Section 1, Article XII, of the Constitution is that: "The legislature shall provide for a uniform system of public free schools and shall provide for the liberal maintenance of the same." This organic provision does not authorize the legislature to confer upon the county board of public instruction the power to appoint persons to perform county school functions that are essentially official and not merely clerical or ministerial in their nature, particularly when Section 27, of Article III, expressly commands the legislature to "provide for the election by the people or appointment by the Governor of all State and county officers not otherwise provided for by this Constitution," and when Section 7, of Article III, provides that "all county officers, except Assessors of Taxes, shall before entering upon the duties of their respective offices, be commissioned by the Governor." The authority given by the Constitution to the county board of public instruction to disburse the *Page 80 county school fund "solely for the support and maintenance of public free schools," does not authorize the legislature to confer upon such board the power to appoint persons to exercise functions that may be performed only by officers, when under Section 27, of Article III, such officers must be elected by the people or appointed by the Governor. While as held in State ex rel. Bours v. L'Engle, 40 Fla. 392, 24 So. R. 539, Article XII of the Constitution provides for a system of county school taxation separate from general or other county taxation, such article does not require county school officers to be appointed or elected otherwise than is provided in other sections of the organic law.
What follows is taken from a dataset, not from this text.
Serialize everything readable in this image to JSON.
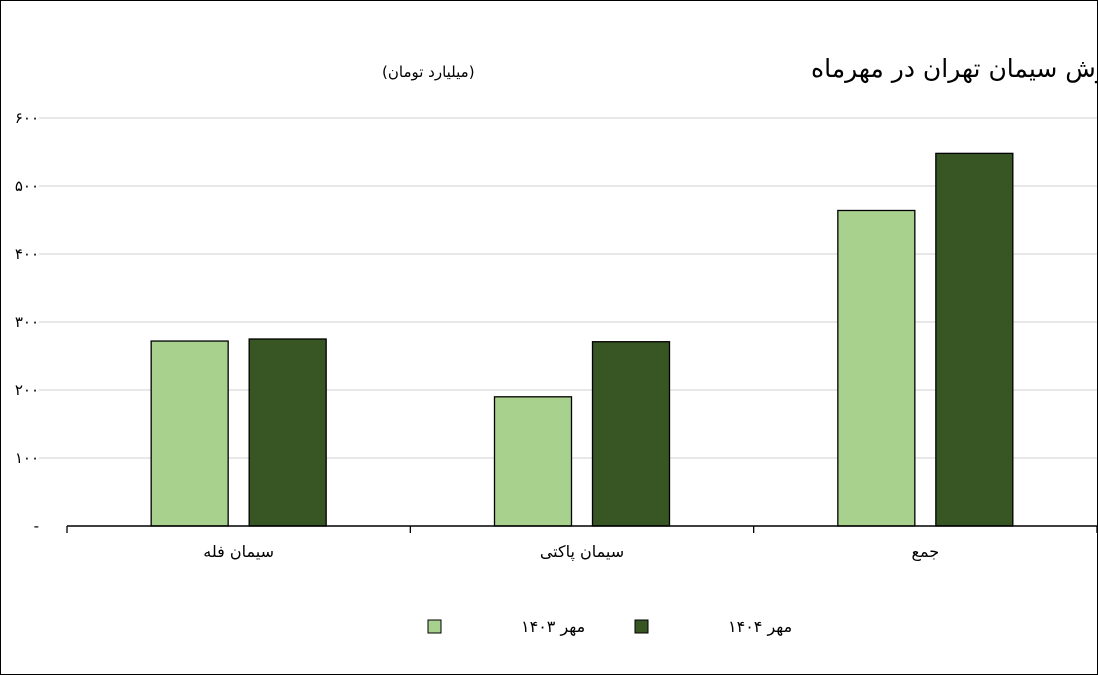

The title to Chapter 7808, Acts of 1919, is misleading as to a part of the contents of the Act, in that there is nothing in the title to indicate that the body of the Act contains any provisions relating to the appointment and removal of attendance officers and the fixing of their compensation by the county board of public instruction, such provisions being contrary to organic law. This defect is not cured in the amending Act, Chapter 9135, Acts of 1923.
The title indicates an Act to enforce compulsory school attendance, and the natural assumption is that the means of enforcement that are provided in the Act are lawful, whereas the Act in fact provides that the enforcement officers shall be appointed and removed and their compensation fixed in a manner that is contrary to organic law.
While the Act of 1919, as amended in 1923, is incorporated in the Comp. Gen. Laws, 1927, such compilation has not been enacted as an entire revision of the general laws of the State and consequently any defects that may be in the titles of Chapters 7808 and 9135, Laws of Florida, have not been cured by re-enactment in a general revision of the laws, as in Christopher v. Mungen, 61 Fla. 513, text 534 *Page 81 55 So. R. 273; Carlton v. State, 63 Fla. 1, 58 So. R. 486; Henderson-Waits Lumber Co. v. Croft, 89 Fla. 119, 103 So. R. 414; Montsdoca v. Highlands Bank Trust Co., 85 Fla. 158, text 162, 95 So. R. 666.
The demurrer to the alternative writ is sustained and the writ will be dismissed.
TERRELL, C. J., and ELLIS, STRUM, BROWN and BUFORD, J. J., concur.